La política.
Mateo era republicano confeso. Esteve Roura lo mismo. Que Pascual Virgili hubiera servido en el bando nacional había sido un accidente. Y en cuanto a Enric Macià…
La hija de este último acababa de decirle «Ya hemos sufrido bastante».
Como todos. Primero en la guerra, luego en la derrota, ahora en la larga, muy larga posguerra que se les hacía interminable.
Ya no tenía nada. Ninguna pista más. Y menos para dar con Sunyer. Caminó despacio por la calle, sin rumbo, con la cabeza llena de contradicciones y pensamientos esquivos, hasta que encontró un banco y descansó unos minutos en él. Observó a la gente que transitaba frente a él. Gente normal y corriente. Gente con su historia oculta. La mayoría serios. A los diez años de la victoria fascista, Barcelona era un fantasma en busca de su redención.
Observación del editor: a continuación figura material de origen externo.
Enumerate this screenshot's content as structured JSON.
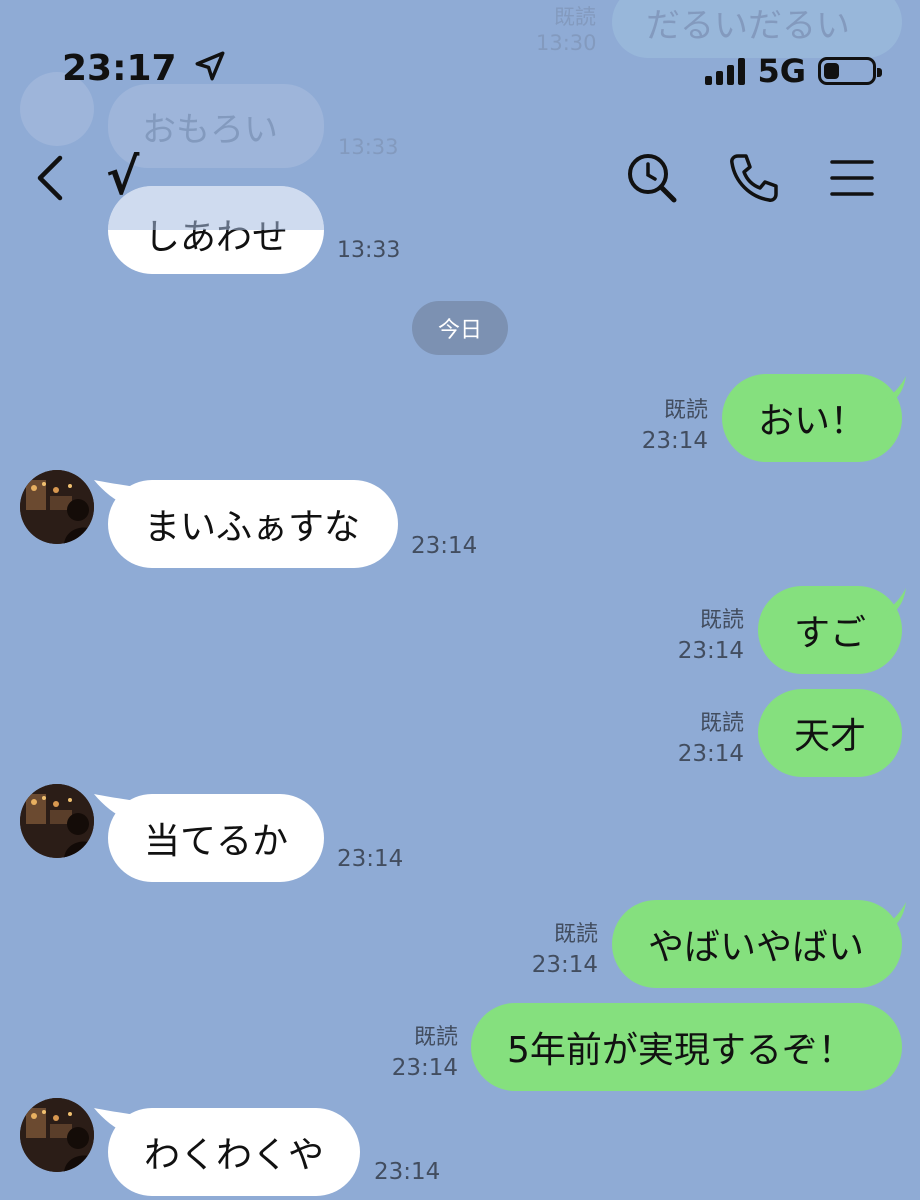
{
  "status_bar": {
    "time": "23:17",
    "network": "5G"
  },
  "header": {
    "title": "√"
  },
  "ghost_messages": [
    {
      "side": "sent",
      "text": "だるいだるい",
      "read": "既読",
      "time": "13:30"
    },
    {
      "side": "recv",
      "text": "おもろい",
      "time": "13:33"
    },
    {
      "side": "recv",
      "text": "しあわせ",
      "time": "13:33"
    }
  ],
  "date_separator": "今日",
  "messages": [
    {
      "side": "sent",
      "text": "おい！",
      "read": "既読",
      "time": "23:14"
    },
    {
      "side": "recv",
      "text": "まいふぁすな",
      "time": "23:14"
    },
    {
      "side": "sent",
      "text": "すご",
      "read": "既読",
      "time": "23:14"
    },
    {
      "side": "sent",
      "text": "天才",
      "read": "既読",
      "time": "23:14"
    },
    {
      "side": "recv",
      "text": "当てるか",
      "time": "23:14"
    },
    {
      "side": "sent",
      "text": "やばいやばい",
      "read": "既読",
      "time": "23:14"
    },
    {
      "side": "sent",
      "text": "5年前が実現するぞ！",
      "read": "既読",
      "time": "23:14"
    },
    {
      "side": "recv",
      "text": "わくわくや",
      "time": "23:14"
    }
  ],
  "colors": {
    "background": "#8fabd5",
    "sent_bubble": "#85e07e",
    "received_bubble": "#ffffff",
    "date_pill": "#7c91b2"
  },
  "icons": [
    "location-arrow-icon",
    "signal-icon",
    "battery-icon",
    "back-chevron-icon",
    "search-icon",
    "phone-icon",
    "menu-icon"
  ]
}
La paz al precio de la sumisión.
Miquel cerró los ojos.
Serenó sus pensamientos, equilibró los latidos de su corazón, hizo lo que hacía siempre en casos complejos de apariencia irresoluble. Comenzó el día de cero, desde la aparición de Pere para llevarle al Clínico y después su charla con María, con Esperanza Sistachs…
El viernes 20 habían detenido a Mateo Galvany y a María. El sábado 21 a ella la dejaron libre. El domingo 22 detuvieron a Virgili y Macià. Roura escapó. Sunyer probablemente también, por eso a María le preguntaron sólo por ellos dos al comunicarle la muerte de su padre. Después Mateo era liberado el miércoles 25. Tres días en casa, salía y lo atropellaban el domingo 29.
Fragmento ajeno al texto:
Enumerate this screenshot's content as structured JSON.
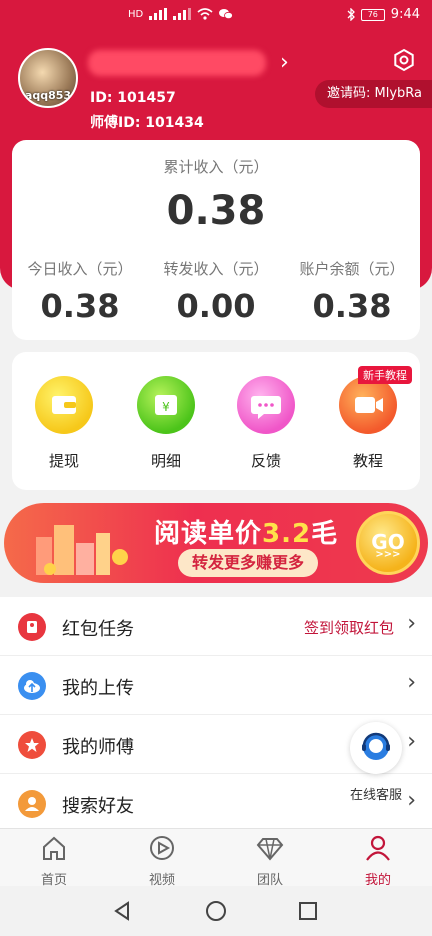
{
  "status_bar": {
    "time": "9:44",
    "network": "HD",
    "battery": "76"
  },
  "profile": {
    "avatar_text": "aqq853",
    "user_id_label": "ID: 101457",
    "master_id_label": "师傅ID:  101434",
    "invite_code": "邀请码: MlybRa"
  },
  "earnings": {
    "total_label": "累计收入（元）",
    "total_value": "0.38",
    "stats": [
      {
        "label": "今日收入（元）",
        "value": "0.38"
      },
      {
        "label": "转发收入（元）",
        "value": "0.00"
      },
      {
        "label": "账户余额（元）",
        "value": "0.38"
      }
    ]
  },
  "menu": {
    "items": [
      {
        "label": "提现",
        "icon": "wallet-icon"
      },
      {
        "label": "明细",
        "icon": "calendar-yuan-icon"
      },
      {
        "label": "反馈",
        "icon": "chat-icon"
      },
      {
        "label": "教程",
        "icon": "video-icon"
      }
    ],
    "badge": "新手教程"
  },
  "banner": {
    "title_prefix": "阅读单价",
    "title_number": "3.2",
    "title_suffix": "毛",
    "subtitle": "转发更多赚更多",
    "go": "GO",
    "go_arrows": ">>>"
  },
  "list": {
    "items": [
      {
        "label": "红包任务",
        "hint": "签到领取红包",
        "icon": "red-envelope-icon",
        "color": "#e8363f"
      },
      {
        "label": "我的上传",
        "hint": "",
        "icon": "cloud-upload-icon",
        "color": "#3a8ff0"
      },
      {
        "label": "我的师傅",
        "hint": "",
        "icon": "star-icon",
        "color": "#ef4d3c"
      },
      {
        "label": "搜索好友",
        "hint": "",
        "icon": "person-icon",
        "color": "#f39a3a"
      }
    ]
  },
  "service": {
    "label": "在线客服"
  },
  "tabs": [
    {
      "label": "首页",
      "icon": "home-icon"
    },
    {
      "label": "视频",
      "icon": "play-icon"
    },
    {
      "label": "团队",
      "icon": "diamond-icon"
    },
    {
      "label": "我的",
      "icon": "user-icon",
      "active": true
    }
  ],
  "colors": {
    "brand": "#d8183e",
    "accent_text": "#c2153a"
  }
}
A Mateo le seguía un policía.
Lo habían dejado libre para…
—Dios… —Suspiró al encajar los detalles.
Volvió a abrir los ojos con un rictus de dolor.
Escuchó en su mente las palabras de María: «Cuando me dijeron que papá había muerto, los policías parecían contrariados», «Volvieron a hacerme preguntas», «Al detenerme no, ni al llegar a comisaría. Nos separaron y nada más. Pero sí al día siguiente, el sábado. Estaba sola y muy asustada. Entonces vino aquel comisario o lo que fuera. Un hombre muy siniestro. Dijo que no quería perder el tiempo. Fue lo único que quiso saber», «Pascual Virgili, Maurici Sunyer, Esteve Roura y Enric Macià», «La primera vez me preguntaron por los cuatro, la segunda sólo por Sunyer y Roura».
La primera, con los cuatro nombres, después de que interrogaran a su padre.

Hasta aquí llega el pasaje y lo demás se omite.